The physically-based SWAT model can be effectively applied for hydrological flow simulation and water balance in the tanks that are in cascade systems. Data for tank surface area and volume provided by WBIS-Bhuvan-NRSC can be used as a secondary source proxy data in the absence of field data.

• The SWAT model flow simulation for Salivagu watershed without tanks resulted in an overestimation of streamflow, and when the tanks were considered, the flow simulated results were agreed well with the observed flow data. The model captured the water balance components reasonably well. The estimated volume differences between the condition with and without tank flow were significant with 606 Mm³, 615.9 Mm³, and 1011 Mm³ in 2017, 2018, and 2019, respectively.
• The increase in the streamflow of 27.7% and 82% in consecutive years is due to increase in precipitation of 15% and 41.2% from 2017 to 2019. In the catchment water budget assessment, evaporation is the second largest component after precipitation, which is typical for the semi-arid basins.
• In KTCS, improvements to the SWAT simulated volumes of Ramchandrapur and Dharmaraopalle tanks were modest due to the tank size less than 0.7 km² and having the capacity up to 1 Mm³ storage. However, the Mallampalli and Katakshapur simulation results agreed well with WBIS-Bhuvan-NRSC as their tank sizes were greater than 0.8 km² and capacity more than 2 Mm³.
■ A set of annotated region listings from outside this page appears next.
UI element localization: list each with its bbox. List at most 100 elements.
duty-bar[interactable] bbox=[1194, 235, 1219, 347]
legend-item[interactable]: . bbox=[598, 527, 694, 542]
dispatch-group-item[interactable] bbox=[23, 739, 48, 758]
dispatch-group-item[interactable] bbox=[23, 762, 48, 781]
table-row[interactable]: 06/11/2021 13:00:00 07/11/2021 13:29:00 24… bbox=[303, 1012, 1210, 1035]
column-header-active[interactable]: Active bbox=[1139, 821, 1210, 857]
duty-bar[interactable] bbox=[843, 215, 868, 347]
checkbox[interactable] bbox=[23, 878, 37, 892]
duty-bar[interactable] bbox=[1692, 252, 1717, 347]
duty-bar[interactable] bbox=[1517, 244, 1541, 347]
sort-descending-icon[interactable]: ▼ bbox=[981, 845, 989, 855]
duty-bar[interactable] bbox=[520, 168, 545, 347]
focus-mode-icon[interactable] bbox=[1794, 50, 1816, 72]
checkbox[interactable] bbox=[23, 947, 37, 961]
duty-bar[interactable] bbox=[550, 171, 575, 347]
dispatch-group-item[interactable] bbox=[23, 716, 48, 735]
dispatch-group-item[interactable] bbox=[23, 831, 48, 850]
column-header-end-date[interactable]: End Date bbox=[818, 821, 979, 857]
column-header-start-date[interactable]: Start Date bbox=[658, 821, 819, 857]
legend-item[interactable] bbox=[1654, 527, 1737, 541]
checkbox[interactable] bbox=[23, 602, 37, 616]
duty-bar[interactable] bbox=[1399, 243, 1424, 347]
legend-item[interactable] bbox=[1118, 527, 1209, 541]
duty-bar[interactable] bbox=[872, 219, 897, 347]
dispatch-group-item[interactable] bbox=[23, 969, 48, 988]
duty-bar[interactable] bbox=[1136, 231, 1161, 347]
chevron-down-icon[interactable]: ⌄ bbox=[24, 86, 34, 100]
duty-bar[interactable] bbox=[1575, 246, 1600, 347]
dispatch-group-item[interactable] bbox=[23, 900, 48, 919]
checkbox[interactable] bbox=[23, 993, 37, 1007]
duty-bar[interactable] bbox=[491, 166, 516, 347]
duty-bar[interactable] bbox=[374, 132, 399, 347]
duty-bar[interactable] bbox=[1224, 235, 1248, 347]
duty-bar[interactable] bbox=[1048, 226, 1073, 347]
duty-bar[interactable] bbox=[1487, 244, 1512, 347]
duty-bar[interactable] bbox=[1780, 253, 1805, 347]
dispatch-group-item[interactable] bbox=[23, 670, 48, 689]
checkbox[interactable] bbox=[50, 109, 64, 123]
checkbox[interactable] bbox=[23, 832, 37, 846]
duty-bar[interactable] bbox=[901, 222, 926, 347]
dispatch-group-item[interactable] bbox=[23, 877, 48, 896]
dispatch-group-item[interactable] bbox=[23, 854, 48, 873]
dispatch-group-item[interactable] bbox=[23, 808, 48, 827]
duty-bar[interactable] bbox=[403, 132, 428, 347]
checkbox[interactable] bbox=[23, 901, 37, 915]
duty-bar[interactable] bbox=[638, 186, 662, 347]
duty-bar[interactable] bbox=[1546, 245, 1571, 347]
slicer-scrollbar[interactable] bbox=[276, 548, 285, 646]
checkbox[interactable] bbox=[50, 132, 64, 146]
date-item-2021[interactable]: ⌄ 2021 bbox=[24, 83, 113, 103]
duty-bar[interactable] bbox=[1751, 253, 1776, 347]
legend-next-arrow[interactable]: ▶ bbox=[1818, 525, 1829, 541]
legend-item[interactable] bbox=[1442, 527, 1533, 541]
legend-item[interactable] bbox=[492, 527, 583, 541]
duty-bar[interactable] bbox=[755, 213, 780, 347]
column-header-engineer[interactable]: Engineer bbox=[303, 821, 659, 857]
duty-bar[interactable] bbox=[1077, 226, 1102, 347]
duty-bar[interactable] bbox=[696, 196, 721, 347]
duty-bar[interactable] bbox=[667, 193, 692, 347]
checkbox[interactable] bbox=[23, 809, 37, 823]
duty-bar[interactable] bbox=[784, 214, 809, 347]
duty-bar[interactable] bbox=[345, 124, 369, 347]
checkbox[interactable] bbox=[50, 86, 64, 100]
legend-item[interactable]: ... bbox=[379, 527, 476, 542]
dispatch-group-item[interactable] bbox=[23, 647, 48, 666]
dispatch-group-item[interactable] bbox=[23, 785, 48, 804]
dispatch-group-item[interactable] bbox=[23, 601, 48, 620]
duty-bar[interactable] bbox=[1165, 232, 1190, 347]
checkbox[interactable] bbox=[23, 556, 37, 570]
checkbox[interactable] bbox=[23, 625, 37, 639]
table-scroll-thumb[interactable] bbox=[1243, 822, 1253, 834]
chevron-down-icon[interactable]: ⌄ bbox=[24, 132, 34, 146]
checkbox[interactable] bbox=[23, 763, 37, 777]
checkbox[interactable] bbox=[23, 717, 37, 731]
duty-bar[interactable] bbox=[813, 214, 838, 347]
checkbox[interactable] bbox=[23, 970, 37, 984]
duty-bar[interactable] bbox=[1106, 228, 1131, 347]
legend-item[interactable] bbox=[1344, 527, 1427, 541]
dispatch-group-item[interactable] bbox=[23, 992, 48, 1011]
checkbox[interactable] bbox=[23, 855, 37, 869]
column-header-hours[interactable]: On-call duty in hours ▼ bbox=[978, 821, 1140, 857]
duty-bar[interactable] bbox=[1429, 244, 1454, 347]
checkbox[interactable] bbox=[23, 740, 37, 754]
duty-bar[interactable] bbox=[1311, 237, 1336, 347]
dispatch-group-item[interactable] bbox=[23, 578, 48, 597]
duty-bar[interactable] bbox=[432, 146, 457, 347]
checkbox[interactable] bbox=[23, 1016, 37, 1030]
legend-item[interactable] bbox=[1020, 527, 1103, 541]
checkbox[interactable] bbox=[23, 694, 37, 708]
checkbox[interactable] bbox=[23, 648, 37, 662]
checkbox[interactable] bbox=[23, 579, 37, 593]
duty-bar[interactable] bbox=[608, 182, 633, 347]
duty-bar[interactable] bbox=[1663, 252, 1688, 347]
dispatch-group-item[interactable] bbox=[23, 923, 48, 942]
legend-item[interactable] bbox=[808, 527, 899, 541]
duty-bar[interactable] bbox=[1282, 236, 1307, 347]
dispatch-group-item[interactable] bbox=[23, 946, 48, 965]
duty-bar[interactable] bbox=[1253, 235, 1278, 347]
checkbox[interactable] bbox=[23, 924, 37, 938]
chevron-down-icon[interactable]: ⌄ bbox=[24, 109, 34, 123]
The cascade function is very useful at the time of monsoon to manage the all overflows through the tank system. Katakshapur tank benefited due to the large size of the tank and the cascade effects (i.e., being the terminal tank in the cascade, it received more water transfer added with seepage benefits).

The stream flow in cascading tanks watershed is different from the uninterrupted terrain flow, as the routing to streams without including the tanks in the basin will not give any realistic estimates of surface flow. Therefore, with consideration of tanks in the watershed, the watershed hydrology and ground water recharge will improve at a local scale. At present, local scale tanks need more attention to fulfill the requirement of irrigation water demand for at least two cropping seasons.